As reported, the package is also a mix of conversion of debt into equity, conversion into preference shares, repayment of unsecured foreign debt at discounts and also calls for personal guarantees from promoters of the companies. The promoters had been stiffly resisting the guarantees all this while. Prepayment and accelerated payment of debt is also possible as part of the package.
The steel companies, while officially maintaining a brave face, admitted privately to FE that the package had been pushed down their throats.
Said the promoter of one of the companies: There was little option left for us. The lenders just went ahead with what they had decided and gave us no option but to accept it. Mr Mukherji of ICICI Bank said the agreement was made possible in such a short span because of the existence of the tough Securitisation Act.
In an official response, however, Essar Steel, said: With the resolution of debt restructuring, Essar Steel is well set to realise the full potential of being a world class steel plant with high quality products and a low cost base. Officials of Jindal said the interest rate of 10 per cent on rupee term loans had not happened. If the prices come down even to levels of Rs 13,000 per tonne, we may not be able to service the debt. The cushion is not adequate, an official said. Ispat officials said the reduction of interest rate to 14 per cent was not adequate and said the forex loan interest rate was also very high.
In a clear sign that the lenders mean business and had prevailed all through Tuesdays negotiations, a steel company promoter said: We had no other choice but to agree to the condition of personal guarantees also. One of the promoters also said that a similar package may be required once again in a few years, since the conditions were very tough. Three years later, none of the people from the lenders side would be around, and we may have to negotiate with another set, a frustrated steel promoter said.
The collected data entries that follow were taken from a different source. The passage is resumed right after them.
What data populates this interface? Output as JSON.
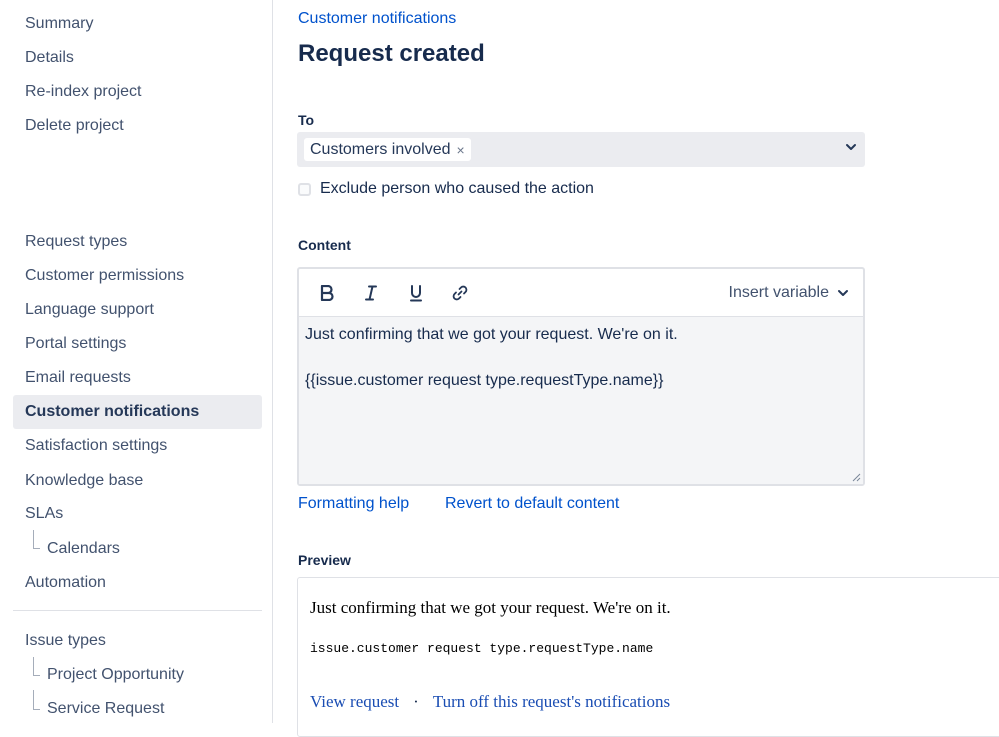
{
  "sidebar": {
    "items_top": [
      "Summary",
      "Details",
      "Re-index project",
      "Delete project"
    ],
    "items_mid": [
      "Request types",
      "Customer permissions",
      "Language support",
      "Portal settings",
      "Email requests",
      "Customer notifications",
      "Satisfaction settings",
      "Knowledge base",
      "SLAs"
    ],
    "slas_sub": "Calendars",
    "automation": "Automation",
    "issue_types": "Issue types",
    "issue_sub": [
      "Project Opportunity",
      "Service Request"
    ]
  },
  "breadcrumb": "Customer notifications",
  "page_title": "Request created",
  "to": {
    "label": "To",
    "tag": "Customers involved",
    "tag_remove": "×"
  },
  "exclude_label": "Exclude person who caused the action",
  "content": {
    "label": "Content",
    "insert_variable": "Insert variable",
    "line1": "Just confirming that we got your request. We're on it.",
    "line2": "{{issue.customer request type.requestType.name}}"
  },
  "links": {
    "formatting_help": "Formatting help",
    "revert": "Revert to default content"
  },
  "preview": {
    "label": "Preview",
    "text": "Just confirming that we got your request. We're on it.",
    "variable": "issue.customer request type.requestType.name",
    "view_request": "View request",
    "separator": "·",
    "turn_off": "Turn off this request's notifications"
  }
}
While the total debt of the three steel companies was around Rs 21,000 crore, the actual sacrifice, the institutional representatives said, was less than Rs 100 crore. Even that is only to the extent of liquidated damages, Mr AK Doda, executive director, IDBI, explained. Mr Doda also added that wherever necessary, the lenders had asked the companies to get out of non-core activities and focus on core areas. The decision was taken based on the cash flows the businesses can generate for the company, he said.
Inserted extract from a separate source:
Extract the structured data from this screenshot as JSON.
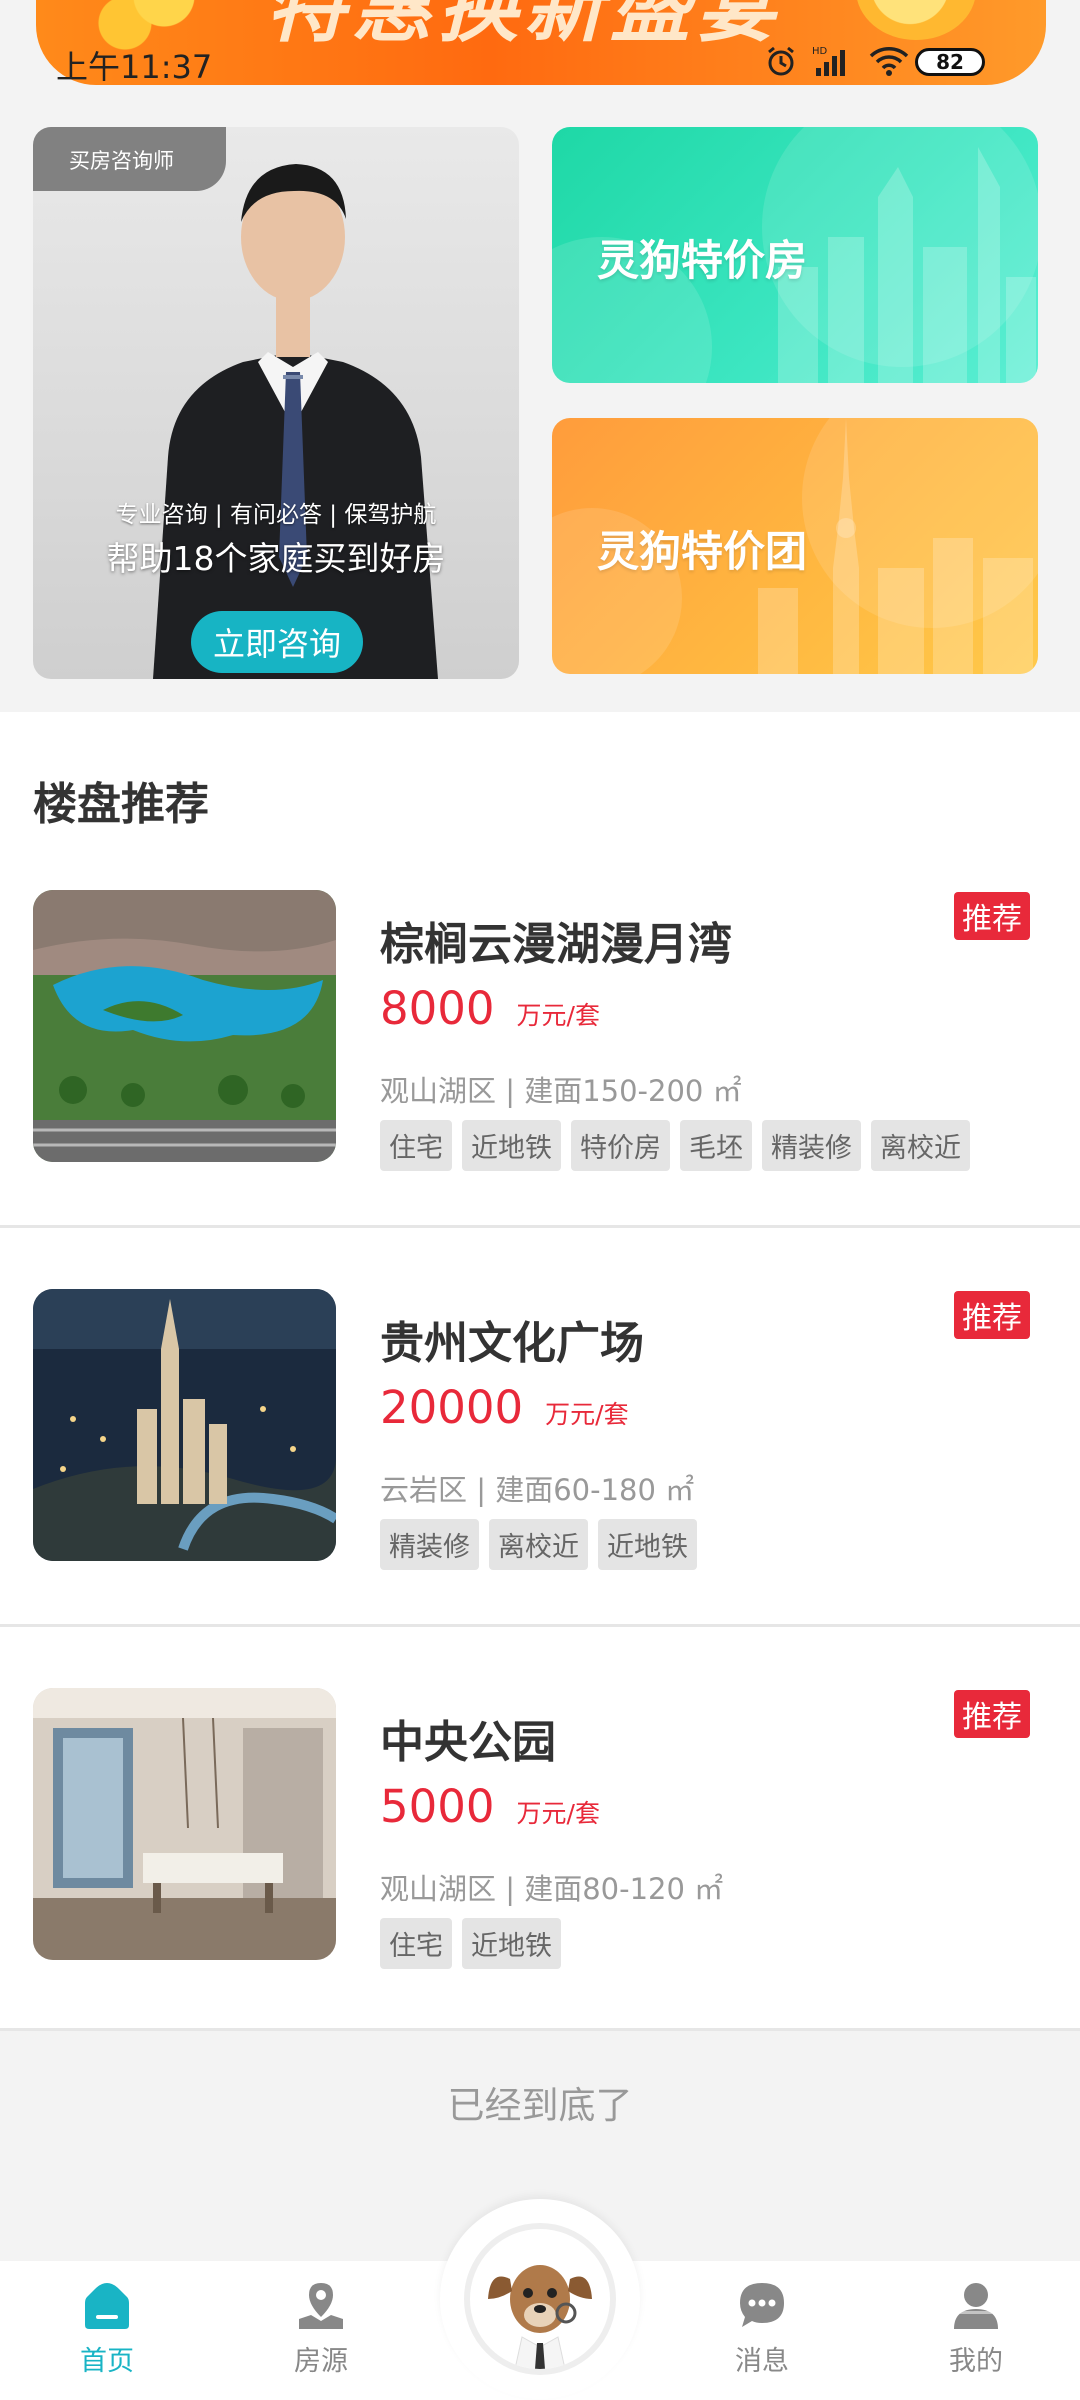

The CDR for the steel companies, broadly will work thus: 40 per cent of the equity will be written down and converted into 0.01 per cent preference shares, the dividend on which will be paid only after repayment of the total debt. The period of the debt has also been extended from eight to fifteen years, with a two-year moratorium.
The next step would be to convert the debt into equity to an extent which would bring the institutions holding in the companies at par with that of the promoters. Thereafter, 40 per cent of the rupee term loans would be converted into foreign currency loans at a flat rate of eight per cent instead of a flexible rate applied earlier. This had also been opposed earlier by the steel firms.
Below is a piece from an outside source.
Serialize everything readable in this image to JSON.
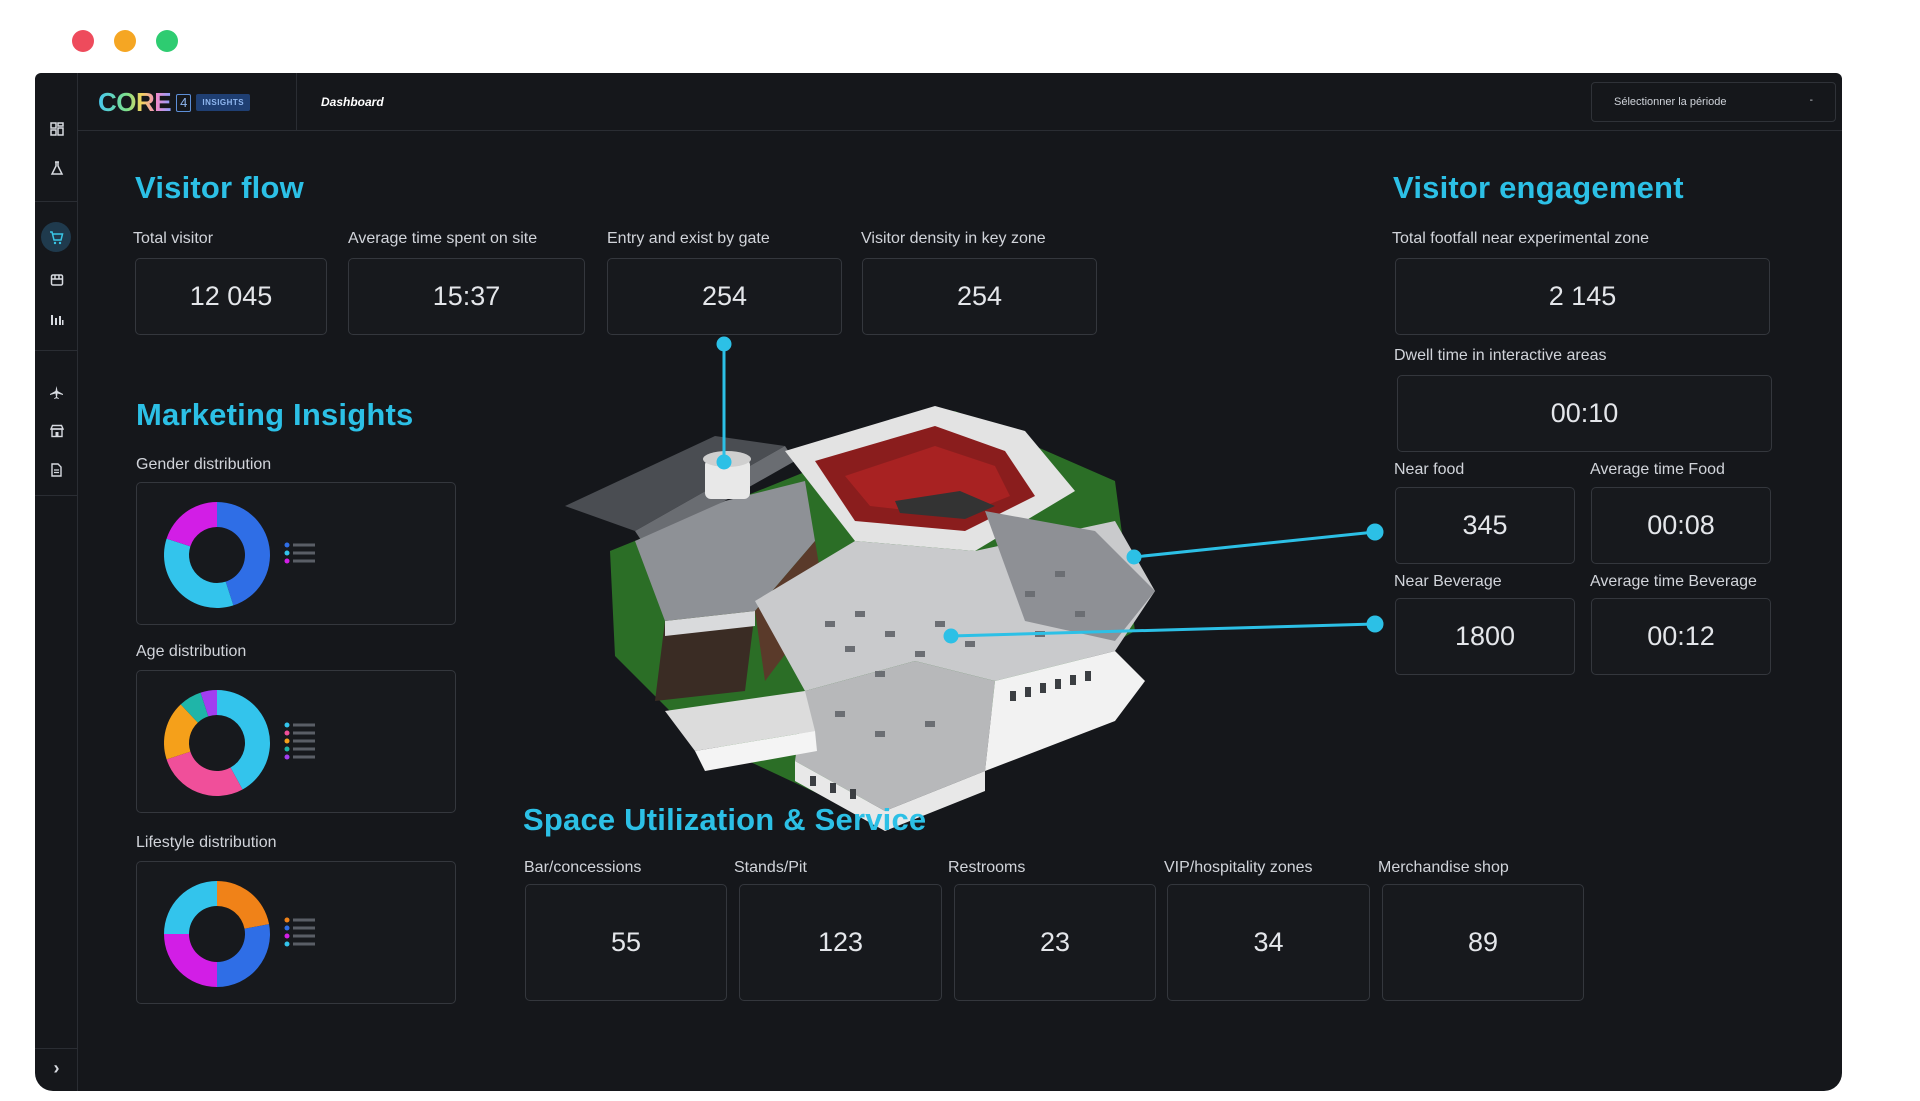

When queried by newspersons that the foreign currency interest rates were high compared with globally prevailing rates (1.5 per cent Libor plus a three per cent premium), Mr Doda explained that the higher rate of eight per cent was keeping in mind the charge of conversion from floating rate to fixed rate and risks associated with cyclical industries like steel. Sixty per cent of the rupee loan will carry an interest of 14 per cent, which has been rescheduled for repayment. The entire cash flows would be routed through designated Trust & Retention Accounts (TRAs) with three banks. Cash flows would be utilised in a certain agreed way. There would be a stocktaking exercise every three months by the CDR committee and an annual review of repayments and prepayment possibilities would be undertaken.